After the introductory chapters where Dicharry explains how the body works, he begins to explain the finer points of running biomechanics such as soft tissue mobility, gait, and how different kinds of running shoes affect the way you run (this chapter was especially interesting to me!). The end of the book was my favorite – it included an assessment test to pinpoint any weak spots in your body that could affect your running, and then a bunch of stretching and strengthening exercises to help improve your overall form. Clear instructions and photos were provided for both the assessment test and the exercises:
Despite the fact that reading it cover-to-cover was a slog for me, I learned quite a bit from this book. There were a few things that Dicharry repeated a lot and it made me a bit eye-rolly after a while, and there were one or two things he wrote that go against what I’ve heard from other sources (for example: using orthotics isn’t a great idea since your feet become dependent on them and grow weaker (my orthopedist told me I probably needed them!), and that taking short strides isn’t much better than long strides) so I’m not completely sure what to believe there. Dicharry did keep saying that every runner is different, though, and that what he says might not work for everyone. So that seems legit.

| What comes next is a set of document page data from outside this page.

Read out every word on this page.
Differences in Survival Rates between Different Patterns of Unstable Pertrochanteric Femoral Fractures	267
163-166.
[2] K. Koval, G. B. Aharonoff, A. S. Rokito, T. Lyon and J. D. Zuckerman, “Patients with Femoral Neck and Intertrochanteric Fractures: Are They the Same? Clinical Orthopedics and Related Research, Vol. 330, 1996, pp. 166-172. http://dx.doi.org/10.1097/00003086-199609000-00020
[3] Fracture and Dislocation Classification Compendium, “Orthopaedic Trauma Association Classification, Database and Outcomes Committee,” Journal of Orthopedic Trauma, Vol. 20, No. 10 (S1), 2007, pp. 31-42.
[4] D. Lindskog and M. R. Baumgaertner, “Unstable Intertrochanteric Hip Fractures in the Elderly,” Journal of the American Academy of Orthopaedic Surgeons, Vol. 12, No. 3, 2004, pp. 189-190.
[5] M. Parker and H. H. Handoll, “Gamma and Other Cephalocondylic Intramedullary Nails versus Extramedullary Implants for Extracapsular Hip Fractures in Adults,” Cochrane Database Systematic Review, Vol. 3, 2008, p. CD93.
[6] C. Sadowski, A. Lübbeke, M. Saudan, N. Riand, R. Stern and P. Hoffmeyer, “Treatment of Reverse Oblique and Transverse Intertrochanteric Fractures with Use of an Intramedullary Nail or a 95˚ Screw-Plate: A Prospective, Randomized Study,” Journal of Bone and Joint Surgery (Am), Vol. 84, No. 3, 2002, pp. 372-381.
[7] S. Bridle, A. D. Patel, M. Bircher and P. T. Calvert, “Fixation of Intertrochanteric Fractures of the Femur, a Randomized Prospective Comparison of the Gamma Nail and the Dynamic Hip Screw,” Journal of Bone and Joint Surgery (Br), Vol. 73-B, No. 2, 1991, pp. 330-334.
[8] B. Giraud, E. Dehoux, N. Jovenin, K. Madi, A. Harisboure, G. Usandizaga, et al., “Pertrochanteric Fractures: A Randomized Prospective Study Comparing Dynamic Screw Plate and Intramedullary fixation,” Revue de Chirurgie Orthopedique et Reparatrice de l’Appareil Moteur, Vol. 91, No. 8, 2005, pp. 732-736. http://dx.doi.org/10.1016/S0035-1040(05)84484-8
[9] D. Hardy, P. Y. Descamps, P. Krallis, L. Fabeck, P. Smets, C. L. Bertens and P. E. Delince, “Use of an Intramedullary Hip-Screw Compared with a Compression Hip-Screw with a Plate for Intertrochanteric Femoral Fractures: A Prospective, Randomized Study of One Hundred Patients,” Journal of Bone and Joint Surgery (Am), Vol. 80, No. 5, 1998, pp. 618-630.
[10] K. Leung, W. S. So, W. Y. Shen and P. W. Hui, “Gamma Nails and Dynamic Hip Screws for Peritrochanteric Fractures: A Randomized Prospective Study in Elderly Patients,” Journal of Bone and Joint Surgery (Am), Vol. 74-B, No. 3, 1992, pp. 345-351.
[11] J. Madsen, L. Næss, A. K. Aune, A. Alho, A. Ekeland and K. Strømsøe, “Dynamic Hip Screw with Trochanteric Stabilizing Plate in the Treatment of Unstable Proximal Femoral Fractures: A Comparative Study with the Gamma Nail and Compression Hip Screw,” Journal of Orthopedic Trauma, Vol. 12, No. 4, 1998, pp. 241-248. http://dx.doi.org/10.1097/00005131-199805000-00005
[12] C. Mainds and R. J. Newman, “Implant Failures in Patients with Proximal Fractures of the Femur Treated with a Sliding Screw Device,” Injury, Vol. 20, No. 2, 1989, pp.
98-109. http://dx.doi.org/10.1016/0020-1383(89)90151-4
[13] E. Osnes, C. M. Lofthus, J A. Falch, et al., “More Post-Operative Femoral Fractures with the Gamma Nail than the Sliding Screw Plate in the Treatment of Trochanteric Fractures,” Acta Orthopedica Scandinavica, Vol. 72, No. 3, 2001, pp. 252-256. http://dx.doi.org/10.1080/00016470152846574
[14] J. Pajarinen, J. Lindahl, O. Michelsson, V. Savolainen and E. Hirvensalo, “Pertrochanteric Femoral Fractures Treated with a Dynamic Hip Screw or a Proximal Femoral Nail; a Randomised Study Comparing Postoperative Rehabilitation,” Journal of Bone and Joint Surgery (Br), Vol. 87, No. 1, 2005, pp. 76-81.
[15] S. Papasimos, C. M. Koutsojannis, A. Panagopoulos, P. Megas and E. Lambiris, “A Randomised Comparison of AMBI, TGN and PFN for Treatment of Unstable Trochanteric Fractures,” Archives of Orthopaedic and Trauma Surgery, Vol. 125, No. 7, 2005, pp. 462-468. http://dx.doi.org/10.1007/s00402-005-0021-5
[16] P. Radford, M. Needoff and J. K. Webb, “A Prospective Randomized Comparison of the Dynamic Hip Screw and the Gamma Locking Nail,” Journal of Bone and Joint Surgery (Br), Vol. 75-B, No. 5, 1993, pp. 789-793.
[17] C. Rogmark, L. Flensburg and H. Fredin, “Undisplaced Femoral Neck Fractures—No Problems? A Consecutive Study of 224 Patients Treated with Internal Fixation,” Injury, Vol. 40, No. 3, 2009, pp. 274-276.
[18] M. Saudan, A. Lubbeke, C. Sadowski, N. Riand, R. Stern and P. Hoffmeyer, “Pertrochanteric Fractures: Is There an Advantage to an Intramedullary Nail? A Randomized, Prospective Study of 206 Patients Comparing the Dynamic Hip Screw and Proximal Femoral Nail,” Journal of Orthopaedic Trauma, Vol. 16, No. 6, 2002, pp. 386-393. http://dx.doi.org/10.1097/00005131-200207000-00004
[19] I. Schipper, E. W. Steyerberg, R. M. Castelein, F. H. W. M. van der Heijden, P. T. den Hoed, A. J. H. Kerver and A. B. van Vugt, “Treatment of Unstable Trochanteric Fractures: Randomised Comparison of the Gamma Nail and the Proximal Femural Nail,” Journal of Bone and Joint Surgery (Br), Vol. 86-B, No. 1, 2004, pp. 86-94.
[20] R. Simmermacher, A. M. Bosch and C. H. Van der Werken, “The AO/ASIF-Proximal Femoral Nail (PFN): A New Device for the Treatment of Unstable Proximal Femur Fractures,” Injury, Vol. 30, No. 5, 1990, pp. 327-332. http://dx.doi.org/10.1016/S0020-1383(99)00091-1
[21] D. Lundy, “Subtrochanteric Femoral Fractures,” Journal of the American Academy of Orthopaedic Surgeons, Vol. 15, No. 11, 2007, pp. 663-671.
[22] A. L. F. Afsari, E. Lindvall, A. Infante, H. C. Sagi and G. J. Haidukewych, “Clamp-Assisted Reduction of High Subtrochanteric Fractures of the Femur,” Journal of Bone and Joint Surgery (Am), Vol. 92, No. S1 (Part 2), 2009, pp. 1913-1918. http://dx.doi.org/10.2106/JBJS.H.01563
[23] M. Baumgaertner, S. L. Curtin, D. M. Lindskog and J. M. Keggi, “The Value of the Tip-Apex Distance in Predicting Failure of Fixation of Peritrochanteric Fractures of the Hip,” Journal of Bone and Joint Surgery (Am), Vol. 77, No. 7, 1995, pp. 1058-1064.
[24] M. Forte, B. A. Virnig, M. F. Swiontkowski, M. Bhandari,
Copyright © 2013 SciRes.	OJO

I’d definitely recommend this book… maybe not as a page-turner (unless you’re really into anatomy and biomechanics, in which case you should love it) but as a reference. I borrowed this copy from the library, but am planning to buy my own copy because I found the assessment and exercises chapters really useful. After finishing the book, I do feel like I have a much better grasp on how different parts of my body affect my running, and now I want to make sure they’re strong and primed to help me run my best!